The formation of an aluminosilicate gel structure made of alkali-activated materials (AAMs) was conducted through an alkali-activation reaction of the solid precursors (fly ash, metakaolin, and wood ash). Fly and wood ash are by-products of the burning process of coal and wood, respectively. Alkali-activated materials of aluminosilicate origin, made from the different ashes, fly and wood, are very attractive research targets and can be applied in various technological fields due to their thermal stability, resistance to thermal shock, high porosity, high sustainability, and finally, low energy loss during production.

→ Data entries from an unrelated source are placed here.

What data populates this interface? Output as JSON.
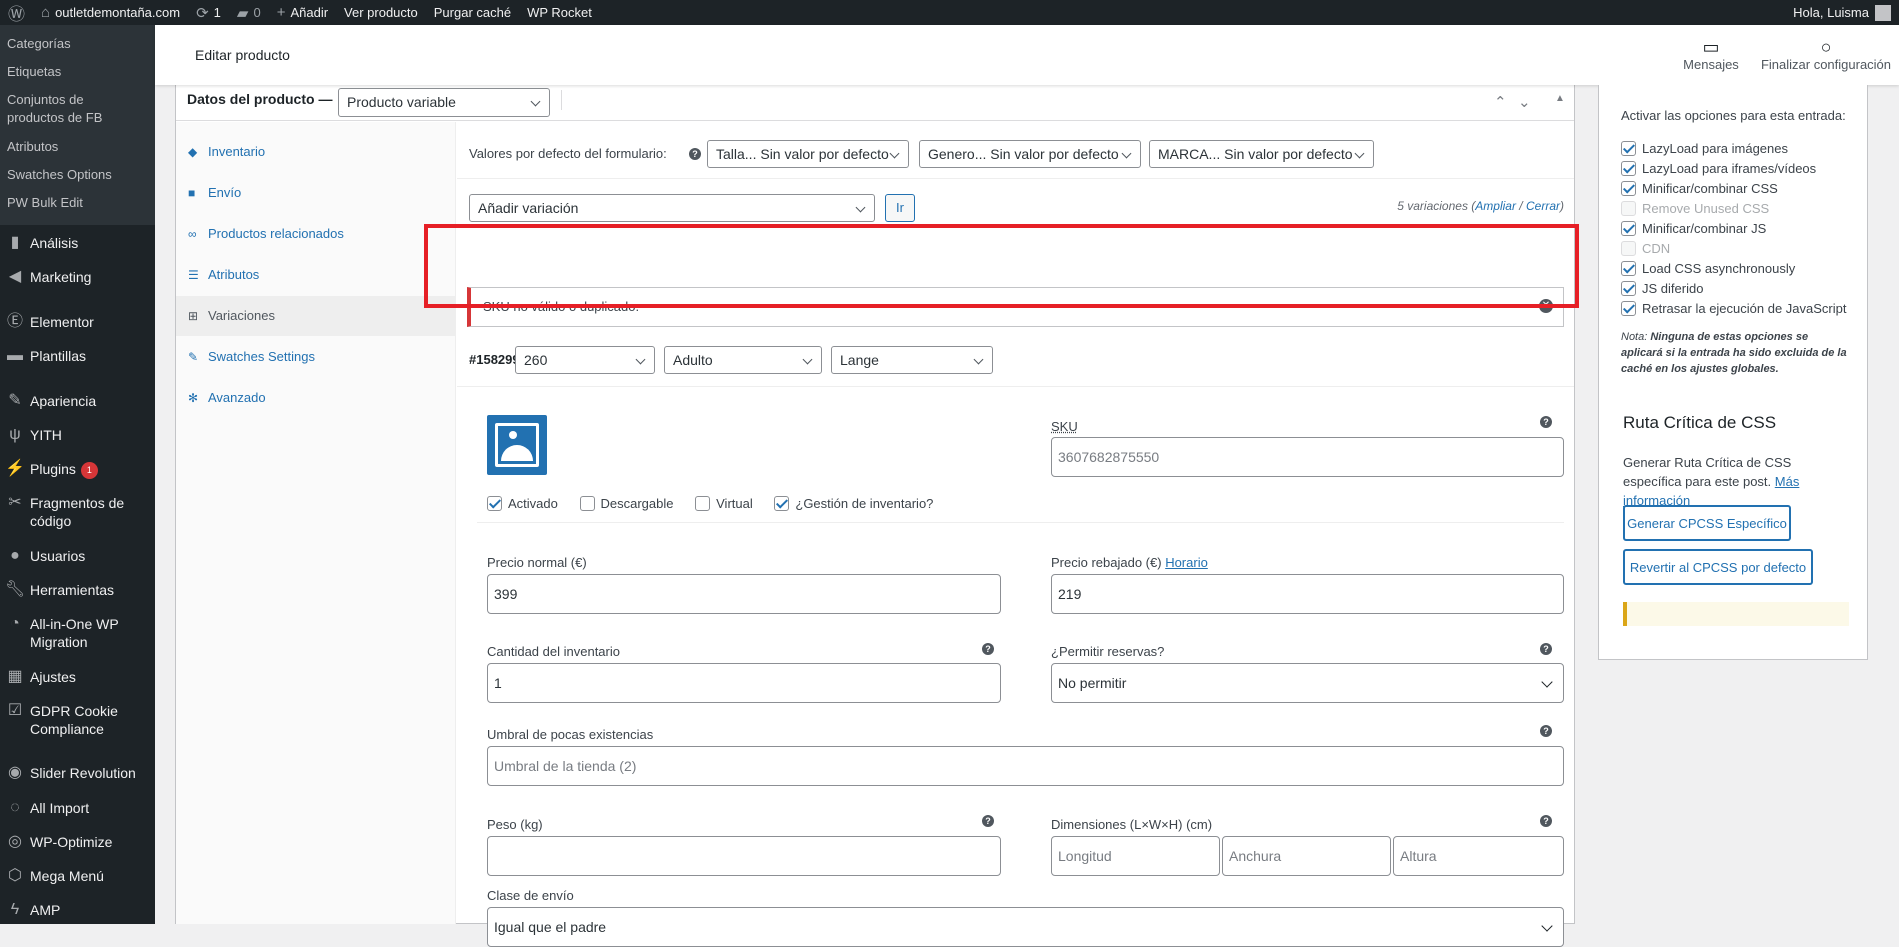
{
  "adminbar": {
    "site_name": "outletdemontaña.com",
    "updates_count": "1",
    "comments_count": "0",
    "add_label": "Añadir",
    "view_product": "Ver producto",
    "purge_cache": "Purgar caché",
    "wp_rocket": "WP Rocket",
    "greeting": "Hola, Luisma"
  },
  "sidebar": {
    "submenu": [
      "Categorías",
      "Etiquetas",
      "Conjuntos de productos de FB",
      "Atributos",
      "Swatches Options",
      "PW Bulk Edit"
    ],
    "menu": [
      {
        "label": "Análisis",
        "icon": "chart-bar-icon"
      },
      {
        "label": "Marketing",
        "icon": "megaphone-icon"
      },
      {
        "label": "Elementor",
        "icon": "elementor-icon"
      },
      {
        "label": "Plantillas",
        "icon": "folder-icon"
      },
      {
        "label": "Apariencia",
        "icon": "paintbrush-icon"
      },
      {
        "label": "YITH",
        "icon": "yith-icon"
      },
      {
        "label": "Plugins",
        "icon": "plugin-icon",
        "badge": "1"
      },
      {
        "label": "Fragmentos de código",
        "icon": "scissors-icon"
      },
      {
        "label": "Usuarios",
        "icon": "user-icon"
      },
      {
        "label": "Herramientas",
        "icon": "wrench-icon"
      },
      {
        "label": "All-in-One WP Migration",
        "icon": "migration-icon"
      },
      {
        "label": "Ajustes",
        "icon": "settings-icon"
      },
      {
        "label": "GDPR Cookie Compliance",
        "icon": "checkbox-icon"
      },
      {
        "label": "Slider Revolution",
        "icon": "slider-icon"
      },
      {
        "label": "All Import",
        "icon": "import-icon"
      },
      {
        "label": "WP-Optimize",
        "icon": "optimize-icon"
      },
      {
        "label": "Mega Menú",
        "icon": "megamenu-icon"
      },
      {
        "label": "AMP",
        "icon": "amp-icon"
      }
    ]
  },
  "topbar": {
    "title": "Editar producto",
    "messages": "Mensajes",
    "finish_setup": "Finalizar configuración"
  },
  "product": {
    "title": "Datos del producto —",
    "type": "Producto variable",
    "tabs": [
      "Inventario",
      "Envío",
      "Productos relacionados",
      "Atributos",
      "Variaciones",
      "Swatches Settings",
      "Avanzado"
    ],
    "defaults_label": "Valores por defecto del formulario:",
    "default_selects": [
      "Talla... Sin valor por defecto",
      "Genero... Sin valor por defecto",
      "MARCA... Sin valor por defecto"
    ],
    "add_variation": "Añadir variación",
    "go": "Ir",
    "variations_count": "5 variaciones (",
    "expand": "Ampliar",
    "sep": " / ",
    "close": "Cerrar",
    "paren_close": ")",
    "notice": "SKU no válido o duplicado."
  },
  "variation": {
    "id": "#158299",
    "attr_values": [
      "260",
      "Adulto",
      "Lange"
    ],
    "sku_label": "SKU",
    "sku": "3607682875550",
    "checks": [
      {
        "label": "Activado",
        "checked": true
      },
      {
        "label": "Descargable",
        "checked": false
      },
      {
        "label": "Virtual",
        "checked": false
      },
      {
        "label": "¿Gestión de inventario?",
        "checked": true
      }
    ],
    "regular_price_label": "Precio normal (€)",
    "regular_price": "399",
    "sale_price_label": "Precio rebajado (€)",
    "schedule": "Horario",
    "sale_price": "219",
    "stock_qty_label": "Cantidad del inventario",
    "stock_qty": "1",
    "backorders_label": "¿Permitir reservas?",
    "backorders": "No permitir",
    "low_stock_label": "Umbral de pocas existencias",
    "low_stock_placeholder": "Umbral de la tienda (2)",
    "weight_label": "Peso (kg)",
    "dimensions_label": "Dimensiones (L×W×H) (cm)",
    "length_ph": "Longitud",
    "width_ph": "Anchura",
    "height_ph": "Altura",
    "shipping_class_label": "Clase de envío",
    "shipping_class": "Igual que el padre"
  },
  "rocket": {
    "intro": "Activar las opciones para esta entrada:",
    "options": [
      {
        "label": "LazyLoad para imágenes",
        "checked": true,
        "disabled": false
      },
      {
        "label": "LazyLoad para iframes/vídeos",
        "checked": true,
        "disabled": false
      },
      {
        "label": "Minificar/combinar CSS",
        "checked": true,
        "disabled": false
      },
      {
        "label": "Remove Unused CSS",
        "checked": false,
        "disabled": true
      },
      {
        "label": "Minificar/combinar JS",
        "checked": true,
        "disabled": false
      },
      {
        "label": "CDN",
        "checked": false,
        "disabled": true
      },
      {
        "label": "Load CSS asynchronously",
        "checked": true,
        "disabled": false
      },
      {
        "label": "JS diferido",
        "checked": true,
        "disabled": false
      },
      {
        "label": "Retrasar la ejecución de JavaScript",
        "checked": true,
        "disabled": false
      }
    ],
    "note_prefix": "Nota:",
    "note": "Ninguna de estas opciones se aplicará si la entrada ha sido excluida de la caché en los ajustes globales.",
    "cpcss_title": "Ruta Crítica de CSS",
    "cpcss_text": "Generar Ruta Crítica de CSS específica para este post.",
    "more_info": "Más información",
    "generate_btn": "Generar CPCSS Específico",
    "revert_btn": "Revertir al CPCSS por defecto"
  }
}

In this paper, we evaluate physico-chemical properties, microstructure, and radiological environmental impacts when wastes that contain elevated levels of naturally occurring radionuclides (NORs) such as fly ash and wood ash are made into "green cements" such as AAMs. The determination of radionuclide content was performed by means of gamma-ray spectrometry. Results showed that the AAMs have a lower value in the activity concentration of radionuclides than raw materials. The external absorbed gamma dose rate was 74.7-107.3 nGy/h, and the external radiation hazard index values were in range of 0.445-0.628 Bq/kg. The results of the activity concentration measurements for alkali-activated materials indicate the potential of their safe application in building construction. In terms of the structural characterizations, the obtained alkali-activated materials were examined using XRD, DRIFT, FESEM, and TEM analyses.